# Graph Indexer Guild Charter (Epic 5)

## Mission
Project SBOM, advisory, VEX, and policy overlay data into a tenant-scoped property graph powering the SBOM Graph Explorer. Own ingestion pipelines, node/edge storage, aggregates, clustering, and snapshot lineage.

## Scope
- Service source under `src/Graph/StellaOps.Graph.Indexer` (workers, ingestion pipelines, schema builders).
- Mongo collections/object storage for `graph_nodes`, `graph_edges`, `graph_snapshots`, clustering metadata.
- Event consumers: SBOM ingest, Conseiller advisories, Excitor VEX, Policy overlay materials.
- Incremental rebuild, diff, and cache warmers for graph overlays.

## Principles
1. **Immutability** – Graph mirrors SBOM snapshots; new data creates new snapshots rather than mutating historical records.
2. **Determinism** – Given identical inputs, node/edge ids, hashes, and aggregates remain stable across runs.
3. **Tenant isolation** – Enforce isolation at ingestion, storage, and job levels; no cross-tenant leakage.
4. **AOC alignment** – Indexer links facts; it never mutates advisories/VEX/policy outcomes.

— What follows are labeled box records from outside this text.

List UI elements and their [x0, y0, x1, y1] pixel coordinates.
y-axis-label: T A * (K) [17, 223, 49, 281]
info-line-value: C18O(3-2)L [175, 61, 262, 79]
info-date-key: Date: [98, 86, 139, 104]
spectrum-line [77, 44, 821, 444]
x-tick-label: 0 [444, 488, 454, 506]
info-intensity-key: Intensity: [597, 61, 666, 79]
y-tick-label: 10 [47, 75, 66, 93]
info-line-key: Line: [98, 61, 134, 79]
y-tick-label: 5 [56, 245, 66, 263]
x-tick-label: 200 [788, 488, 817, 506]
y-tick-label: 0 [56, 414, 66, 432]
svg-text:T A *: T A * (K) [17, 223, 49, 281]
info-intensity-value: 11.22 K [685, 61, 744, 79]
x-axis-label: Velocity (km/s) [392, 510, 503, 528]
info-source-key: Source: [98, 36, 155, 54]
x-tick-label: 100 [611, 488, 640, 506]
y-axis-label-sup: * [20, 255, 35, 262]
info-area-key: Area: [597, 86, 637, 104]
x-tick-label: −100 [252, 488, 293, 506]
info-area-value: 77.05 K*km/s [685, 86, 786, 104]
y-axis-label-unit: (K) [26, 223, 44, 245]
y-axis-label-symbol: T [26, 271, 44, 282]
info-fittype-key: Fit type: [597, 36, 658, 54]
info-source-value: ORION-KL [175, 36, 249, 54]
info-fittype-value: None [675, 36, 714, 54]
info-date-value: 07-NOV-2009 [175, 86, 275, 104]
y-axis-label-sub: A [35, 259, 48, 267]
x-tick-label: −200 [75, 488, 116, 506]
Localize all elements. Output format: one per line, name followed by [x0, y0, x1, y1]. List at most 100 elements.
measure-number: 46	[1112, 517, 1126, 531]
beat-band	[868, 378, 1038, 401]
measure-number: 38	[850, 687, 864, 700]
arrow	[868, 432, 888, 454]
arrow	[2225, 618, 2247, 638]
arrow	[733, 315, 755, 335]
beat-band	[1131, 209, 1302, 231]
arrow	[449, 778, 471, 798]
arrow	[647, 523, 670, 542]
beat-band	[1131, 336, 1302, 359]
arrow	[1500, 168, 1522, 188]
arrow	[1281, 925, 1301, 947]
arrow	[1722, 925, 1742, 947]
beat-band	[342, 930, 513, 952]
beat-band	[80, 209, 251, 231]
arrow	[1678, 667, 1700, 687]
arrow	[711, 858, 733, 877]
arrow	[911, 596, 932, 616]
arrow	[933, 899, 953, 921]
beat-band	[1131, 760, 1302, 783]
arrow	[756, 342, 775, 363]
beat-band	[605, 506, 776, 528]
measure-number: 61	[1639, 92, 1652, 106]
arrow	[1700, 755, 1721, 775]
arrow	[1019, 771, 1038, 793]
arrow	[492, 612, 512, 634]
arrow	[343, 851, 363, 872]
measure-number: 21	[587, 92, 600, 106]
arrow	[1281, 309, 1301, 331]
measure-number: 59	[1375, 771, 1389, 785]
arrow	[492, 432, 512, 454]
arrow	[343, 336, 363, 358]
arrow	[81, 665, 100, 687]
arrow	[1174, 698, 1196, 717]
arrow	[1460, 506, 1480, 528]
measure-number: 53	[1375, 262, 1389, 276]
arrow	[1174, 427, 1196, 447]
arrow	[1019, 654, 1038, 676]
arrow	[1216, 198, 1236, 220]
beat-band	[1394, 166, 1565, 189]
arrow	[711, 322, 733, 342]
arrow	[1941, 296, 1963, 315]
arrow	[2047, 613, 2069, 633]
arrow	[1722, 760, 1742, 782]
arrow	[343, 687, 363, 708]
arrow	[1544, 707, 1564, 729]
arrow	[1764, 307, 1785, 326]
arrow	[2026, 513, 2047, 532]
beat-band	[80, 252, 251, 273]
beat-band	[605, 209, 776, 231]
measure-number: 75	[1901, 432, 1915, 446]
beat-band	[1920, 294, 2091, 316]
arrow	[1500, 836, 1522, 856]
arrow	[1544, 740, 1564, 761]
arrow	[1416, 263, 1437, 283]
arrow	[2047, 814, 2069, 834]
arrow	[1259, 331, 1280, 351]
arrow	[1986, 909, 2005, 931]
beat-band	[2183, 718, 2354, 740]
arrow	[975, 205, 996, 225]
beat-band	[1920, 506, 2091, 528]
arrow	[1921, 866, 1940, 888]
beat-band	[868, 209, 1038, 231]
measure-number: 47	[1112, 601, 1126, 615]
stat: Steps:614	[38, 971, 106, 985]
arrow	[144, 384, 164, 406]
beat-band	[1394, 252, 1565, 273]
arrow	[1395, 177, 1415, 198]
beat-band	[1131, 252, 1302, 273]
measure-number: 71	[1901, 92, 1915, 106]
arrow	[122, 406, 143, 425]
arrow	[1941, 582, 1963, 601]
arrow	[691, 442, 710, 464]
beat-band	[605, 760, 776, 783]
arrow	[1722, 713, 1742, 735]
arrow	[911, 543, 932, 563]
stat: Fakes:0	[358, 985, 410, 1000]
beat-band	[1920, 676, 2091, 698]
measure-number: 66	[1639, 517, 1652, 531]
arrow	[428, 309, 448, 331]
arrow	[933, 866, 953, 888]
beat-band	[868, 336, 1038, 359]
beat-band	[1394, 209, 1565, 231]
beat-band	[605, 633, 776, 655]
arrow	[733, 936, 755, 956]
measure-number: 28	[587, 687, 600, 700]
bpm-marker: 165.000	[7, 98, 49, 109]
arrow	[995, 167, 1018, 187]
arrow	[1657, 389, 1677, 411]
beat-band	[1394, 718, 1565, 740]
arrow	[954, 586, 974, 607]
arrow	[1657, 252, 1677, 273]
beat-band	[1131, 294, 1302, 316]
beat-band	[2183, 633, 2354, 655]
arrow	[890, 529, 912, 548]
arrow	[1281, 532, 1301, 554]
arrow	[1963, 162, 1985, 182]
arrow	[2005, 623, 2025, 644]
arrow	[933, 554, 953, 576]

Conseiller/Excitor/Policy Engine remain authoritative.
5. **Performance & telemetry** – Every job emits metrics (latency, node/edge counts, queue lag) and structured logs.

## Collaboration
- Keep `src/Graph/StellaOps.Graph.Indexer/TASKS.md`, `../../docs/implplan/SPRINTS.md` synchronized.
- Coordinate with SBOM Service, Policy Engine, Conseiller, Excitor, Scheduler, Web Gateway, and Console teams.
- Publish schema docs and fixtures for clients; share cost/identity conventions across services.

## Tooling
- .NET 10 preview workers (HostedService + channel pipelines).
- MongoDB for node/edge storage; S3-compatible buckets for layout tiles/snapshots if needed.
- Scheduler integration (jobs, change streams) to handle incremental updates.

## Definition of Done
- Pipelines deterministic and tested; fixtures validated.
- Metrics/logs/traces wired with tenant context.
- Schema docs + OpenAPI (where applicable) updated; compliance checklist appended.
- Offline kit includes seed data for air-gapped installs.

## Required Reading
- `docs/modules/graph/architecture.md`
- `docs/modules/platform/architecture-overview.md`

## Working Agreement
- 1. Update task status to `DOING`/`DONE` in both `docs/implplan/SPRINTS.md` and the local `TASKS.md` when you start or finish work.
- 2. Review this charter and the Required Reading documents before coding; confirm prerequisites are met.
- 3. Keep changes deterministic (stable ordering, timestamps, hashes) and align with offline/air-gap expectations.
- 4. Coordinate doc updates, tests, and cross-guild communication whenever contracts or workflows change.
- 5. Revert to `TODO` if you pause the task without shipping changes; leave notes in commit/PR descriptions for context.